Rebus respiró profundamente.
– ¡Achísss! -exclamó exageradamente, estornudando sobre el pecho de Cafferty y comprobando el efecto en el blazer antes mirar a Cafferty a los ojos, que de haber sido dos pistolas no habrían dejado bicho viviente en el pub-. Me mentiste -añadió tranquilamente, alejándose de la barra en el momento en que el guitarrista terminaba de afinar el instrumento.
– ¡Escupiré sobre su tumba! -gritó Cafferty apagando la música un instante y limpiándose las gotitas de saliva de la camisa-. ¿Me oye, Hombre de paja? ¡Bailaré sobre su puto ataúd!
Rebus cerró la puerta al salir y realizó una profunda inspiración de aire fresco nocturno.
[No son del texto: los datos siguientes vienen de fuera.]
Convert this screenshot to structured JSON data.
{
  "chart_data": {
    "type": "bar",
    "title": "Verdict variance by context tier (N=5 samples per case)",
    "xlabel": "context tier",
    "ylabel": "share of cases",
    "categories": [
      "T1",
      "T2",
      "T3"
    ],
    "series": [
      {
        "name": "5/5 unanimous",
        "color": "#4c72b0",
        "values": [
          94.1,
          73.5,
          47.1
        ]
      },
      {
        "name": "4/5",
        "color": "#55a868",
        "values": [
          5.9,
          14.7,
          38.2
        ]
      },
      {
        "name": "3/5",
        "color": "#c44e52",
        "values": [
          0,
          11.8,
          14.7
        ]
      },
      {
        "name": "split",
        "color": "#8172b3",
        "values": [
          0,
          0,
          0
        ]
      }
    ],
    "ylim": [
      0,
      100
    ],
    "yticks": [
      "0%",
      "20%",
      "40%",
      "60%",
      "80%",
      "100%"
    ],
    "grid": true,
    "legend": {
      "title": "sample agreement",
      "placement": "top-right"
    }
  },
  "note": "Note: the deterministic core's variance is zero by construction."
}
Se oía el jaleo de los jóvenes que volvían a casa. Apoyó la cabeza en un muro como si fuera una compresa refrescante para sus pensamientos en ebullición.
«Bailaré sobre su ataúd.»
Extrañas palabras en boca de quien está desahuciado. Siguió por Nicolson Street hasta los puentes, y desde allí a Cowgate, deteniéndose cerca del depósito de cadáveres a fumar un cigarrillo. Llevaba la bolsa con los panecillos y las salchichas, pero le parecía como si ya nunca más fuera a tener hambre. Tenía exceso de bilis en el estómago. Se sentó en un murete.
«Bailaré sobre su ataúd.»
Una giga, desenfrenada y torpe; sí, una giga.
Volvió a Infirmary Street y pasó de nuevo junto al Royal Oak, pero esta vez sin acercarse a los cristales. No se oía música; sólo una voz cantando.
Qué lentas discurrís, horas interminables
qué monótonos días tristes.
Qué rápido pasabais
cuando yo estaba con mi amada…
Era Cafferty de nuevo con otra canción de Burns. Cantaba con gusto y le daba sentimiento con aquel tono triste. Vio a Rab cerca del piano, con los ojos semicerrados, respirando con esfuerzo. Era dos hombres recién salidos de la cárcel: uno que agonizaba cantando y el otro, un desecho en libertad. Era totalmente absurdo.
Rebus lo sentía en el fondo de su corazón fracasado.